Within days of the U.S. Department of Justice ordering Denver to repeal its decades-old assault weapons ban, city officials declined, triggering a direct legal showdown with the Trump administration over the reach of municipal authority and the contours of the Second Amendment.
The dispute moved quickly from policy disagreement to litigation. Federal attorneys challenged Denver’s ordinance in court, arguing the ban unlawfully restricts firearms in common use for lawful purposes. Denver holds that its ordinance fits within police powers and is consistent with both historical firearm regulation and Colorado’s current statutory framework.
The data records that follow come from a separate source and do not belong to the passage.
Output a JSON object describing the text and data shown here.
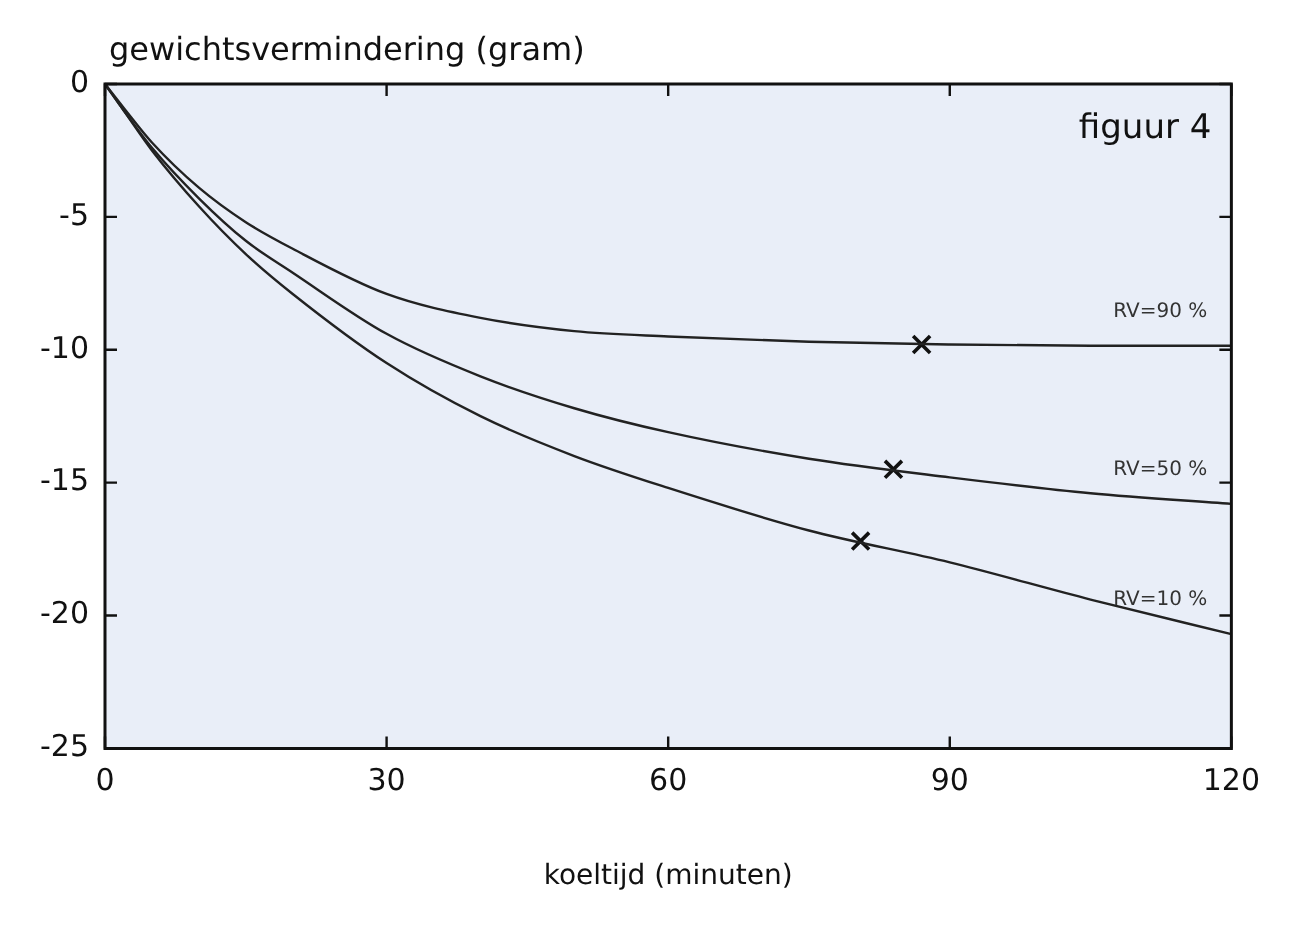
{
  "chart_data": {
    "type": "line",
    "ylabel": "gewichtsvermindering (gram)",
    "xlabel": "koeltijd (minuten)",
    "annotations": [
      "figuur 4"
    ],
    "xlim": [
      0,
      120
    ],
    "xticks": [
      0,
      30,
      60,
      90,
      120
    ],
    "ylim": [
      -25,
      0
    ],
    "yticks": [
      -25,
      -20,
      -15,
      -10,
      -5,
      0
    ],
    "grid": false,
    "legend": false,
    "marker": "none",
    "series": [
      {
        "name": "RV=90 %",
        "color": "#222222",
        "x": [
          0,
          2,
          5,
          10,
          15,
          20,
          30,
          40,
          50,
          60,
          75,
          90,
          105,
          120
        ],
        "values": [
          0,
          -0.9,
          -2.2,
          -3.9,
          -5.2,
          -6.2,
          -7.9,
          -8.8,
          -9.3,
          -9.5,
          -9.7,
          -9.8,
          -9.85,
          -9.85
        ]
      },
      {
        "name": "RV=50 %",
        "color": "#222222",
        "x": [
          0,
          2,
          5,
          10,
          15,
          20,
          30,
          40,
          50,
          60,
          75,
          90,
          105,
          120
        ],
        "values": [
          0,
          -1,
          -2.4,
          -4.3,
          -5.9,
          -7.1,
          -9.4,
          -11.0,
          -12.2,
          -13.1,
          -14.1,
          -14.8,
          -15.4,
          -15.8
        ]
      },
      {
        "name": "RV=10 %",
        "color": "#222222",
        "x": [
          0,
          2,
          5,
          10,
          15,
          20,
          30,
          40,
          50,
          60,
          75,
          90,
          105,
          120
        ],
        "values": [
          0,
          -1,
          -2.5,
          -4.6,
          -6.4,
          -7.9,
          -10.5,
          -12.5,
          -14.0,
          -15.2,
          -16.8,
          -18.0,
          -19.4,
          -20.7
        ]
      },
      {
        "type": "scatter",
        "marker": "cross",
        "color": "#111111",
        "x": [
          87,
          84,
          80.5
        ],
        "values": [
          -9.8,
          -14.5,
          -17.2
        ]
      }
    ]
  }
}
In statements published by the City and County of Denver, officials emphasized that the 1989 ordinance is a lawful exercise of local authority and integral to the city’s public safety strategy. The city framed the ban as a targeted effort to “keep weapons of war off city streets,” while signaling it is prepared to defend the measure through trial.
Since Colorado Senate Bill 21-256 repealed Colorado’s longstanding preemption of local gun laws, municipalities like Denver have had broader latitude to enact firearm regulations exceeding state baselines. Denver’s defense is expected to lean heavily on that statutory shift, positioning the ordinance as an authorized exercise of delegated power.
Post-New York State Rifle & Pistol Association v. Bruen, however, there remains the question of whether a ban on certain classes of firearms can survive the Supreme Court’s history-and-tradition test.